Lorsque le fourneau aura été conduit jusque-là, on ôtera les chevilles qui contiennent les bûches du troisieme plancher, pour servir dans la construction d’un autre fourneau, & on jettera tout autour de ce plancher du petit bois de chemise à deux mains ; on prendra une échelle un peu convexe, on l’appliquera contre les étages, & on montera au-dessus du second ; on donnera quelques coups à la bûche pointue, placée au centre du second étage, afin de l’ébranler ; on la tirera un peu, on couvrira toute la surface supérieure & plane de ce second étage de bois de chemise, ensorte que cet amas de bois de chemise remplisse bien exactement tous les interstices que les buches laissent entr’elles, & achevent de former le cone.

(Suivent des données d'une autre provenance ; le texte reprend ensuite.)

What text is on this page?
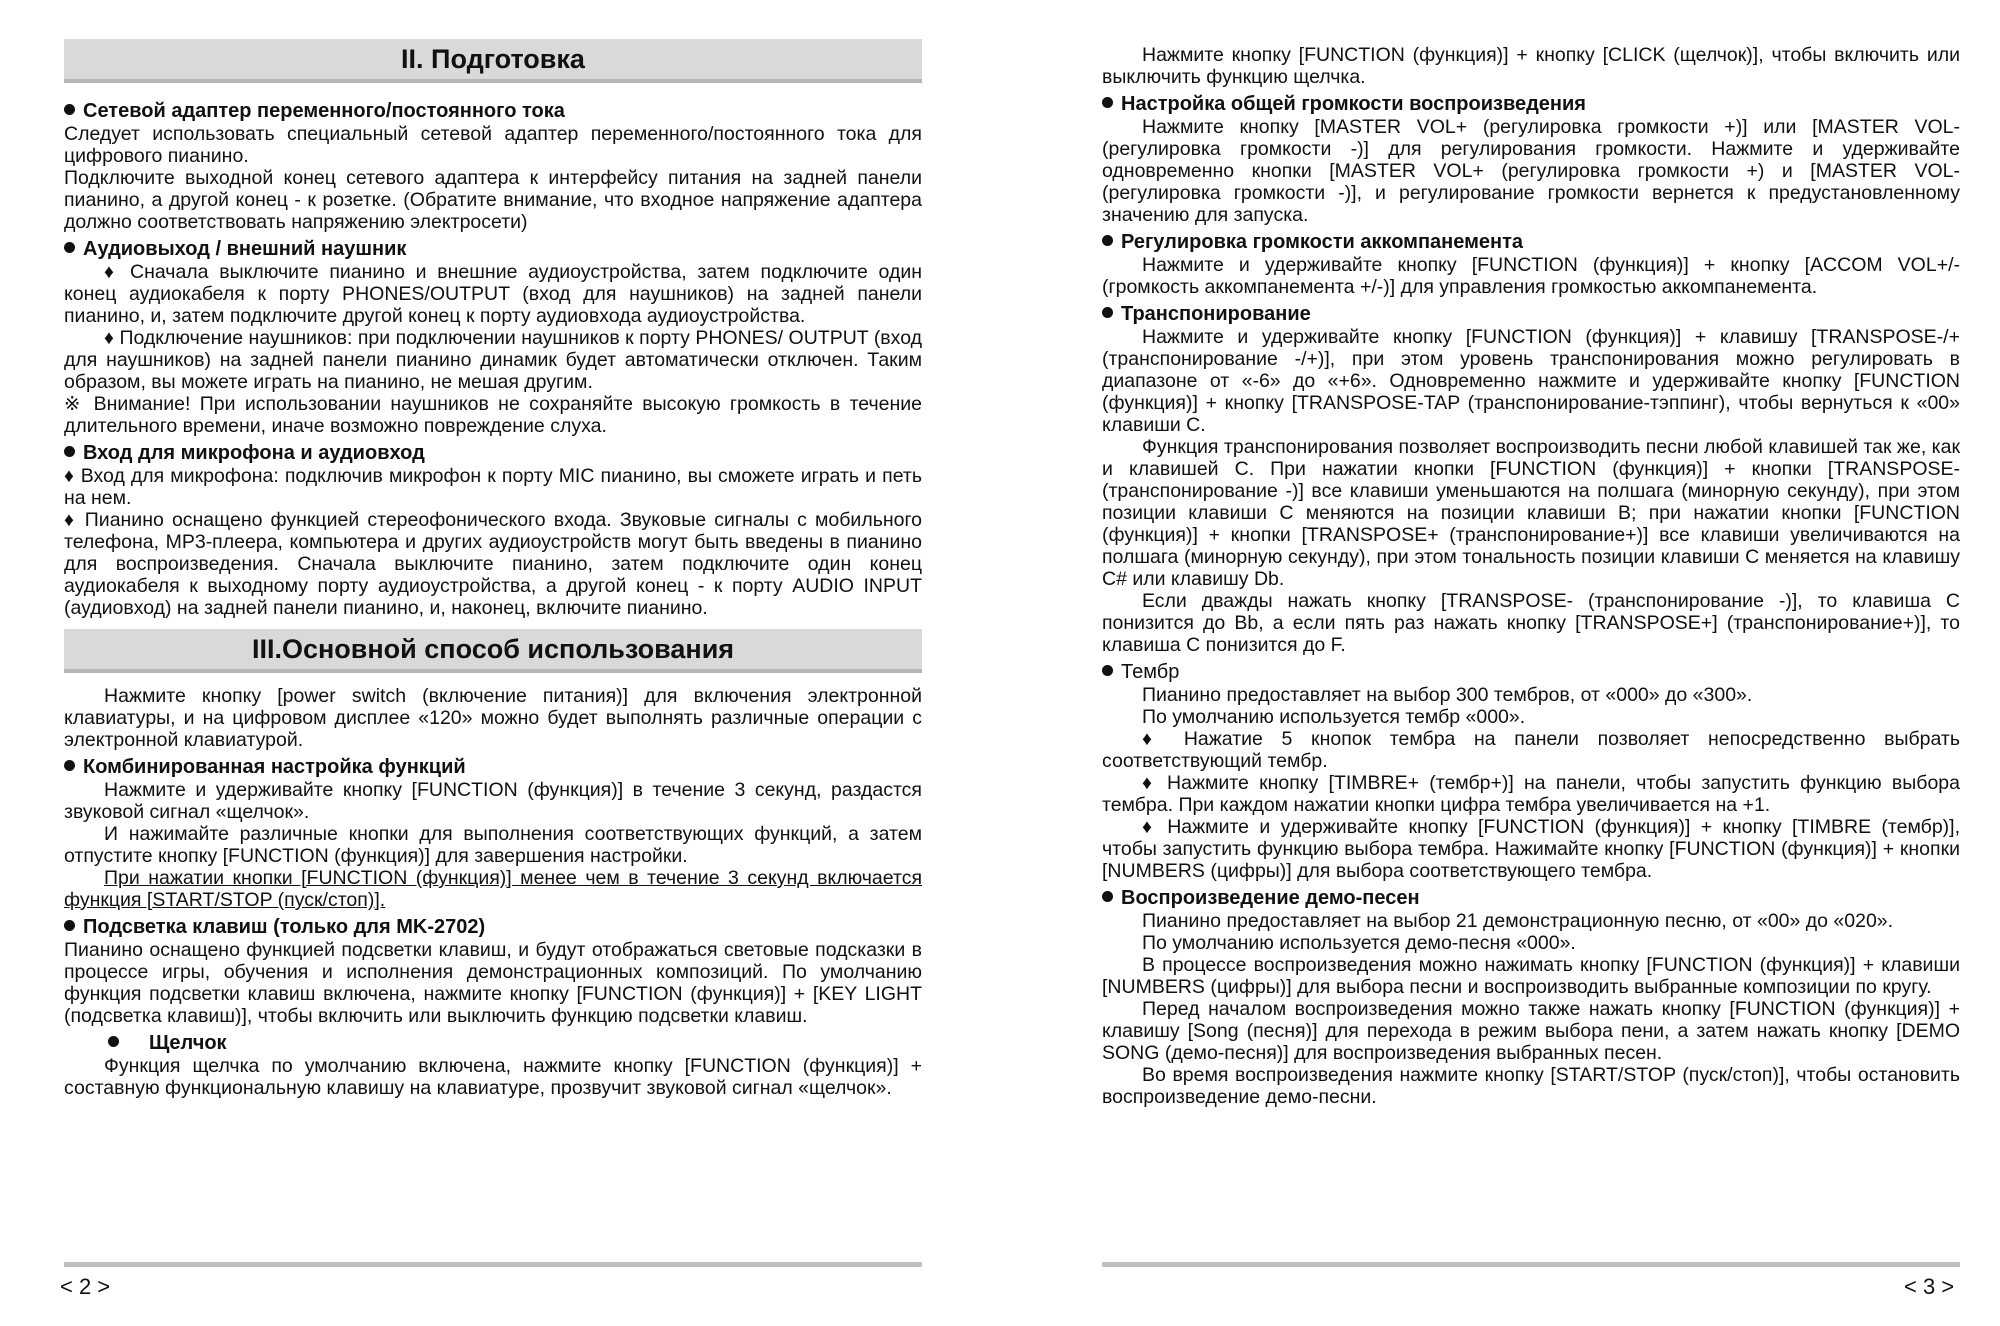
II. Подготовка
Сетевой адаптер переменного/постоянного тока

Следует использовать специальный сетевой адаптер переменного/постоянного тока для цифрового пианино.

Подключите выходной конец сетевого адаптера к интерфейсу питания на задней панели пианино, а другой конец - к розетке. (Обратите внимание, что входное напряжение адаптера должно соответствовать напряжению электросети)

Аудиовыход / внешний наушник

♦ Сначала выключите пианино и внешние аудиоустройства, затем подключите один конец аудиокабеля к порту PHONES/OUTPUT (вход для наушников) на задней панели пианино, и, затем подключите другой конец к порту аудиовхода аудиоустройства.

♦ Подключение наушников: при подключении наушников к порту PHONES/ OUTPUT (вход для наушников) на задней панели пианино динамик будет автоматически отключен. Таким образом, вы можете играть на пианино, не мешая другим.

※ Внимание! При использовании наушников не сохраняйте высокую громкость в течение длительного времени, иначе возможно повреждение слуха.

Вход для микрофона и аудиовход

♦ Вход для микрофона: подключив микрофон к порту MIC пианино, вы сможете играть и петь на нем.

♦ Пианино оснащено функцией стереофонического входа. Звуковые сигналы с мобильного телефона, MP3-плеера, компьютера и других аудиоустройств могут быть введены в пианино для воспроизведения. Сначала выключите пианино, затем подключите один конец аудиокабеля к выходному порту аудиоустройства, а другой конец - к порту AUDIO INPUT (аудиовход) на задней панели пианино, и, наконец, включите пианино.

III.Основной способ использования

Нажмите кнопку [power switch (включение питания)] для включения электронной клавиатуры, и на цифровом дисплее «120» можно будет выполнять различные операции с электронной клавиатурой.

Комбинированная настройка функций

Нажмите и удерживайте кнопку [FUNCTION (функция)] в течение 3 секунд, раздастся звуковой сигнал «щелчок».

И нажимайте различные кнопки для выполнения соответствующих функций, а затем отпустите кнопку [FUNCTION (функция)] для завершения настройки.

При нажатии кнопки [FUNCTION (функция)] менее чем в течение 3 секунд включается функция [START/STOP (пуск/стоп)].

Подсветка клавиш (только для MK-2702)

Пианино оснащено функцией подсветки клавиш, и будут отображаться световые подсказки в процессе игры, обучения и исполнения демонстрационных композиций. По умолчанию функция подсветки клавиш включена, нажмите кнопку [FUNCTION (функция)] + [KEY LIGHT (подсветка клавиш)], чтобы включить или выключить функцию подсветки клавиш.

Щелчок

Функция щелчка по умолчанию включена, нажмите кнопку [FUNCTION (функция)] + составную функциональную клавишу на клавиатуре, прозвучит звуковой сигнал «щелчок».

< 2 >

Нажмите кнопку [FUNCTION (функция)] + кнопку [CLICK (щелчок)], чтобы включить или выключить функцию щелчка.

Настройка общей громкости воспроизведения

Нажмите кнопку [MASTER VOL+ (регулировка громкости +)] или [MASTER VOL- (регулировка громкости -)] для регулирования громкости. Нажмите и удерживайте одновременно кнопки [MASTER VOL+ (регулировка громкости +) и [MASTER VOL-(регулировка громкости -)], и регулирование громкости вернется к предустановленному значению для запуска.

Регулировка громкости аккомпанемента

Нажмите и удерживайте кнопку [FUNCTION (функция)] + кнопку [ACCOM VOL+/- (громкость аккомпанемента +/-)] для управления громкостью аккомпанемента.

Транспонирование

Нажмите и удерживайте кнопку [FUNCTION (функция)] + клавишу [TRANSPOSE-/+ (транспонирование -/+)], при этом уровень транспонирования можно регулировать в диапазоне от «-6» до «+6». Одновременно нажмите и удерживайте кнопку [FUNCTION (функция)] + кнопку [TRANSPOSE-TAP (транспонирование-тэппинг), чтобы вернуться к «00» клавиши C.

Функция транспонирования позволяет воспроизводить песни любой клавишей так же, как и клавишей C. При нажатии кнопки [FUNCTION (функция)] + кнопки [TRANSPOSE- (транспонирование -)] все клавиши уменьшаются на полшага (минорную секунду), при этом позиции клавиши C меняются на позиции клавиши B; при нажатии кнопки [FUNCTION (функция)] + кнопки [TRANSPOSE+ (транспонирование+)] все клавиши увеличиваются на полшага (минорную секунду), при этом тональность позиции клавиши C меняется на клавишу C# или клавишу Db.

Если дважды нажать кнопку [TRANSPOSE- (транспонирование -)], то клавиша C понизится до Bb, а если пять раз нажать кнопку [TRANSPOSE+] (транспонирование+)], то клавиша C понизится до F.

Тембр

Пианино предоставляет на выбор 300 тембров, от «000» до «300».

По умолчанию используется тембр «000».

♦ Нажатие 5 кнопок тембра на панели позволяет непосредственно выбрать соответствующий тембр.

♦ Нажмите кнопку [TIMBRE+ (тембр+)] на панели, чтобы запустить функцию выбора тембра. При каждом нажатии кнопки цифра тембра увеличивается на +1.

♦ Нажмите и удерживайте кнопку [FUNCTION (функция)] + кнопку [TIMBRE (тембр)], чтобы запустить функцию выбора тембра. Нажимайте кнопку [FUNCTION (функция)] + кнопки [NUMBERS (цифры)] для выбора соответствующего тембра.

Воспроизведение демо-песен

Пианино предоставляет на выбор 21 демонстрационную песню, от «00» до «020».

По умолчанию используется демо-песня «000».

В процессе воспроизведения можно нажимать кнопку [FUNCTION (функция)] + клавиши [NUMBERS (цифры)] для выбора песни и воспроизводить выбранные композиции по кругу.

Перед началом воспроизведения можно также нажать кнопку [FUNCTION (функция)] + клавишу [Song (песня)] для перехода в режим выбора пени, а затем нажать кнопку [DEMO SONG (демо-песня)] для воспроизведения выбранных песен.

Во время воспроизведения нажмите кнопку [START/STOP (пуск/стоп)], чтобы остановить воспроизведение демо-песни.

< 3 >
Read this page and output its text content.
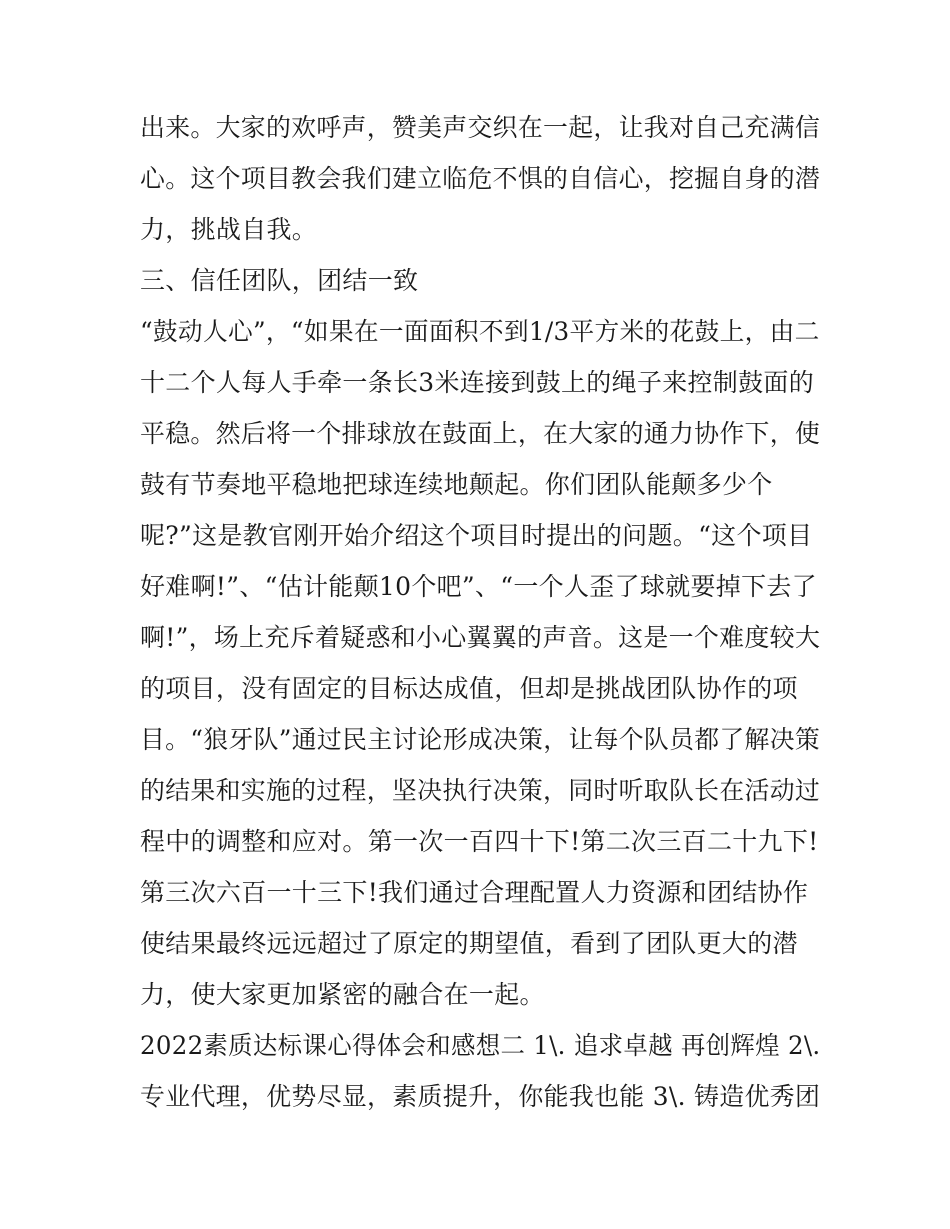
出来。大家的欢呼声，赞美声交织在一起，让我对自己充满信
心。这个项目教会我们建立临危不惧的自信心，挖掘自身的潜
力，挑战自我。
三、信任团队，团结一致
“鼓动人心”，“如果在一面面积不到1/3平方米的花鼓上，由二
十二个人每人手牵一条长3米连接到鼓上的绳子来控制鼓面的
平稳。然后将一个排球放在鼓面上，在大家的通力协作下，使
鼓有节奏地平稳地把球连续地颠起。你们团队能颠多少个
呢?”这是教官刚开始介绍这个项目时提出的问题。“这个项目
好难啊!”、“估计能颠10个吧”、“一个人歪了球就要掉下去了
啊!”，场上充斥着疑惑和小心翼翼的声音。这是一个难度较大
的项目，没有固定的目标达成值，但却是挑战团队协作的项
目。“狼牙队”通过民主讨论形成决策，让每个队员都了解决策
的结果和实施的过程，坚决执行决策，同时听取队长在活动过
程中的调整和应对。第一次一百四十下!第二次三百二十九下!
第三次六百一十三下!我们通过合理配置人力资源和团结协作
使结果最终远远超过了原定的期望值，看到了团队更大的潜
力，使大家更加紧密的融合在一起。
2022素质达标课心得体会和感想二 1\. 追求卓越 再创辉煌 2\.
专业代理，优势尽显，素质提升，你能我也能 3\. 铸造优秀团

Alors le fourneau sera fini, quant à l’arrangement du bois ; & le Bûcheron amassera de l’herbe & en jonchera l’extrémité supérieure de son fourneau d’abord, & ensuite la plus grande partie de sa surface. Il tracera un chemin autour, il en bêchera la terre, il ramassera cette terre par tas, il la brisera & divisera le plus qu’il pourra ; cela lui servira de frasin, car il n’en a pas encore, puisque nous supposons qu’il établit une charbonniere nouvelle. Le frasin n’est autre chose que de la poussiere de charbon mêlée avec quelque menue braise & de la terre. Les Charbonniers ramassent cette matiere autour de leurs fourneaux, & ils s’en servent pour leur donner la derniere façon ou le dernier enduit. Comme elle est assez menue, elle remplit exactement les interstices que les bois laissent entr’eux avant qu’on mette le feu, & les crevasses qui se font devant, après, & pendant la cuisson. Ils trouvent le frasin sur l’aire, quand ils en ont tiré le charbon ; & c’est la poussiere même qui couvroit le fourneau, qui s’est augmentée pendant la cuisson, & qui a servi à étouffer le charbon. Au défaut de frasin, ils font usage de la terre tirée du chemin avec la bêche, comme nous venons de le dire.

Quand la terre sera préparée, on prendra une pelle & on en couvrira le fourneau, à l’exception d’un demi-pié par en-bas, sur-tout le pourtour : c’est par-là que l’air se portera au centre quand on y mettra le feu, & le poussera. La couche ou l’enduit de frasin, ou de terre (quand on manque de frasin) qui habillera le fourneau, n’aura pas plus d’un pouce & demi d’épaisseur.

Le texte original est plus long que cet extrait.